Energie Cottbus auf dem Weg in die 2. Bundesliga
Erst vor zwei Jahren gelang der Mannschaft der Aufstieg aus der Regionalliga, und nun stehen die Chancen gut, dass Energie Cottbus nach zwölf Jahren Abstinenz in die zweite Bundesliga zurückkehrt. Die Historie der 3. Liga könnte dabei als glückliches Omen dienen.
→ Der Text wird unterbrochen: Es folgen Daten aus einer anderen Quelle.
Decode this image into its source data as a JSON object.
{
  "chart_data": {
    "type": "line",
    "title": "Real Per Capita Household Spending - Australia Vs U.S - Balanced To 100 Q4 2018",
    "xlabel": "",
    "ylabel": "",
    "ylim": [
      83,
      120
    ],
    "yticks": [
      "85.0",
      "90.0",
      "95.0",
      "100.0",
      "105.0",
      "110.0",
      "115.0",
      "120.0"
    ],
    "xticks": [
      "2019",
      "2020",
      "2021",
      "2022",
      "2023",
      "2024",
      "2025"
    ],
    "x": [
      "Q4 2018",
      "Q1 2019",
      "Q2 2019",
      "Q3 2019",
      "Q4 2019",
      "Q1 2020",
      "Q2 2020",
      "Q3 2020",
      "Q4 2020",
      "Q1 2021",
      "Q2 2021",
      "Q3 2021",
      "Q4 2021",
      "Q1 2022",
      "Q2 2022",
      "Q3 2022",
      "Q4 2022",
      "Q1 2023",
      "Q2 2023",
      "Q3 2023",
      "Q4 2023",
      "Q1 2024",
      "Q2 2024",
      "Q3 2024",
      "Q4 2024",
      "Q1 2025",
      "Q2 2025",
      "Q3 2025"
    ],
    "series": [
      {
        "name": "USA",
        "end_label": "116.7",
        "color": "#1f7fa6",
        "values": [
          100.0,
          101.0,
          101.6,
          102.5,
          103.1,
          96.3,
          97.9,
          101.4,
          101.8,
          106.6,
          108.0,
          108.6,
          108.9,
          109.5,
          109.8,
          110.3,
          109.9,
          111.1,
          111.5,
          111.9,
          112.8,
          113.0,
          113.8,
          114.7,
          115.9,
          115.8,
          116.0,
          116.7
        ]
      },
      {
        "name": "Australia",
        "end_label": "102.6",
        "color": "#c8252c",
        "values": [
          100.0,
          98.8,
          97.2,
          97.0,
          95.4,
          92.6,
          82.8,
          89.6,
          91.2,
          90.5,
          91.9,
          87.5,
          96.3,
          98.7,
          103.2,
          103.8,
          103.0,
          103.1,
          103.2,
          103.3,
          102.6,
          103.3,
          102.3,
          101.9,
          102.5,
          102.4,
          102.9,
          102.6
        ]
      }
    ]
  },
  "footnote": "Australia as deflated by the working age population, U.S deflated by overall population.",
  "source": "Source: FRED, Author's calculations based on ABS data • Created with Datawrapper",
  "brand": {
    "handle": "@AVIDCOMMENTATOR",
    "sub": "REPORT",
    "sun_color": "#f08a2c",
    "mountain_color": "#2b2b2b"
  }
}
Der entscheidende Spieltag
Die Ausgangslage für das Saisonfinale könnte nicht klarer sein: Ein Sieg gegen Regensburg am kommenden Samstag würde den direkten Aufstieg für Energie Cottbus bedeuten. Selbst ein Unentschieden könnte genügen, sofern Duisburg und Essen ihre Spiele nicht mit hohen Torunterschieden gewinnen. Energie hat somit alles in eigener Hand und kann den Aufstieg selbst sichern.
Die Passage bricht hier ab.